IAEA Director General Rafael Grossi called on the dozens of states that still have SQPs to modify or repeal them, calling them a “weakness” in the global nonproliferation regime.

The IAEA has been in talks with Riyadh for years about transitioning to a so-called Comprehensive Safeguards Agreement (CSA).

“The kingdom recently took the decision to cancel its small quantities protocol and move towards the implementation of a large-scale SCA,” Saudi Energy Minister Prince Abdulaziz bin Salman said. during the IAEA Annual General Conference, through an interpreter.

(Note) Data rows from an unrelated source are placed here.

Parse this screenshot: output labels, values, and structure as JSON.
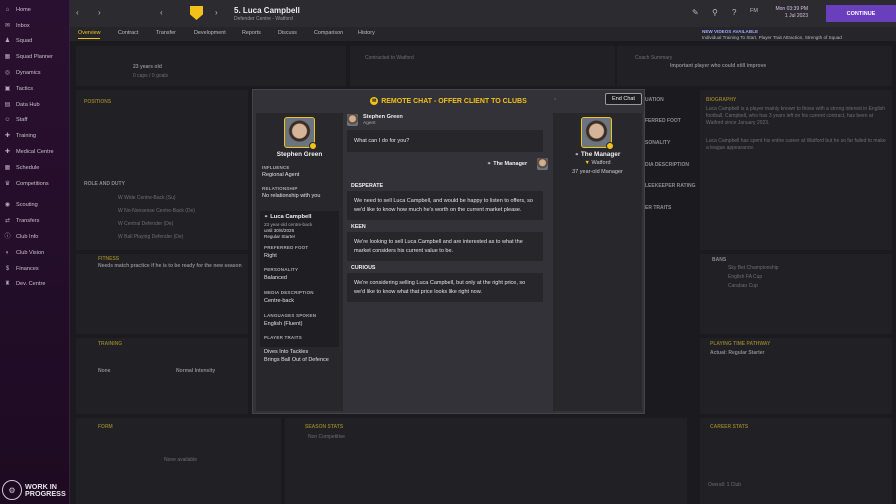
{
  "sidebar": {
    "items": [
      {
        "label": "Home",
        "icon": "home-icon",
        "glyph": "⌂"
      },
      {
        "label": "Inbox",
        "icon": "inbox-icon",
        "glyph": "✉"
      },
      {
        "label": "Squad",
        "icon": "squad-icon",
        "glyph": "♟"
      },
      {
        "label": "Squad Planner",
        "icon": "squad-planner-icon",
        "glyph": "▦"
      },
      {
        "label": "Dynamics",
        "icon": "dynamics-icon",
        "glyph": "◎"
      },
      {
        "label": "Tactics",
        "icon": "tactics-icon",
        "glyph": "▣"
      },
      {
        "label": "Data Hub",
        "icon": "data-hub-icon",
        "glyph": "▤"
      },
      {
        "label": "Staff",
        "icon": "staff-icon",
        "glyph": "☺"
      },
      {
        "label": "Training",
        "icon": "training-icon",
        "glyph": "✚"
      },
      {
        "label": "Medical Centre",
        "icon": "medical-icon",
        "glyph": "✚"
      },
      {
        "label": "Schedule",
        "icon": "schedule-icon",
        "glyph": "▦"
      },
      {
        "label": "Competitions",
        "icon": "competitions-icon",
        "glyph": "♛"
      },
      {
        "label": "Scouting",
        "icon": "scouting-icon",
        "glyph": "◉"
      },
      {
        "label": "Transfers",
        "icon": "transfers-icon",
        "glyph": "⇄"
      },
      {
        "label": "Club Info",
        "icon": "club-info-icon",
        "glyph": "ⓘ"
      },
      {
        "label": "Club Vision",
        "icon": "club-vision-icon",
        "glyph": "◐"
      },
      {
        "label": "Finances",
        "icon": "finances-icon",
        "glyph": "$"
      },
      {
        "label": "Dev. Centre",
        "icon": "dev-centre-icon",
        "glyph": "♜"
      }
    ],
    "wip_line1": "WORK IN",
    "wip_line2": "PROGRESS"
  },
  "topbar": {
    "player_title": "5. Luca Campbell",
    "player_sub": "Defender Centre - Watford",
    "lang": "FM",
    "date_line1": "Mon 03:39 PM",
    "date_line2": "1 Jul 2023",
    "continue": "CONTINUE"
  },
  "tabs": [
    "Overview",
    "Contract",
    "Transfer",
    "Development",
    "Reports",
    "Discuss",
    "Comparison",
    "History"
  ],
  "news": {
    "heading": "NEW VIDEOS AVAILABLE",
    "text": "Individual Training To Start, Player Trait Attraction, Strength of Squad"
  },
  "background": {
    "age": "23 years old",
    "caps": "0 caps / 0 goals",
    "positions": "POSITIONS",
    "role_duty": "ROLE AND DUTY",
    "contracted_to": "Contracted to Watford",
    "coach_summary": "Coach Summary",
    "important_player": "Important player who could still improve",
    "biography": "BIOGRAPHY",
    "bio_text1": "Luca Campbell is a player mainly known to those with a strong interest in English football. Campbell, who has 3 years left on his current contract, has been at Watford since January 2023.",
    "bio_text2": "Luca Campbell has spent his entire career at Watford but he so far failed to make a league appearance.",
    "fitness": "FITNESS",
    "fitness_text": "Needs match practice if he is to be ready for the new season",
    "training": "TRAINING",
    "none": "None",
    "normal_intensity": "Normal Intensity",
    "playing_time": "PLAYING TIME PATHWAY",
    "regular_starter": "Actual: Regular Starter",
    "form": "FORM",
    "none_available": "None available",
    "season_stats": "SEASON STATS",
    "non_competitive": "Non Competitive",
    "career_stats": "CAREER STATS",
    "overall": "Overall: 1 Club",
    "bans": "BANS",
    "bans_items": [
      "Sky Bet Championship",
      "English FA Cup",
      "Carabao Cup"
    ],
    "roles": [
      "W Wide Centre-Back (Su)",
      "W No-Nonsense Centre-Back (De)",
      "W Central Defender (De)",
      "W Ball Playing Defender (De)"
    ],
    "mid_labels": [
      "UATION",
      "FERRED FOOT",
      "SONALITY",
      "DIA DESCRIPTION",
      "LEEKEEPER RATING",
      "ER TRAITS"
    ]
  },
  "overlay": {
    "title": "REMOTE CHAT - OFFER CLIENT TO CLUBS",
    "end_chat": "End Chat",
    "left": {
      "name": "Stephen Green",
      "influence_label": "INFLUENCE",
      "influence": "Regional Agent",
      "relationship_label": "RELATIONSHIP",
      "relationship": "No relationship with you",
      "player_name": "Luca Campbell",
      "player_desc": "23 year-old centre-back",
      "player_until": "until 30/6/2026",
      "player_role": "Regular Starter",
      "pref_foot_label": "PREFERRED FOOT",
      "pref_foot": "Right",
      "personality_label": "PERSONALITY",
      "personality": "Balanced",
      "media_label": "MEDIA DESCRIPTION",
      "media": "Centre-back",
      "languages_label": "LANGUAGES SPOKEN",
      "languages": "English (Fluent)",
      "traits_label": "PLAYER TRAITS",
      "trait1": "Dives Into Tackles",
      "trait2": "Brings Ball Out of Defence"
    },
    "right": {
      "name": "The Manager",
      "club": "Watford",
      "desc": "37 year-old Manager"
    },
    "chat": {
      "agent_name": "Stephen Green",
      "agent_role": "Agent",
      "agent_question": "What can I do for you?",
      "manager_label": "The Manager",
      "options": [
        {
          "heading": "DESPERATE",
          "text": "We need to sell Luca Campbell, and would be happy to listen to offers, so we'd like to know how much he's worth on the current market please."
        },
        {
          "heading": "KEEN",
          "text": "We're looking to sell Luca Campbell and are interested as to what the market considers his current value to be."
        },
        {
          "heading": "CURIOUS",
          "text": "We're considering selling Luca Campbell, but only at the right price, so we'd like to know what that price looks like right now."
        }
      ]
    }
  },
  "colors": {
    "accent": "#f2c21b",
    "sidebar_bg": "#2a1030",
    "continue_bg": "#6a3fbd",
    "panel_bg": "#27272c"
  }
}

If Saudi Arabia were to introduce nuclear materials into its first nuclear reactor, a low-power research reactor located in Riyadh that is nearing completion, it would void the SQP and its exemptions from regular safeguards.

Despite this, its SQP remains a sensitive issue given fears of an arms race in the Middle East. Iran denies seeking nuclear weapons, but it enriches uranium to such a degree of purity that Western powers say there is no credible civilian explanation.

Prince Abdulaziz did not say whether, in addition to a regular CSA, Saudi Arabia plans to sign the IAEA Additional Protocol, which allows for more extensive and intrusive controls such as snap inspections.

Iran implemented the Additional Protocol as part of its 2015 nuclear deal with major powers, but stopped after then-President Donald Trump withdrew the United States from the deal in 2018.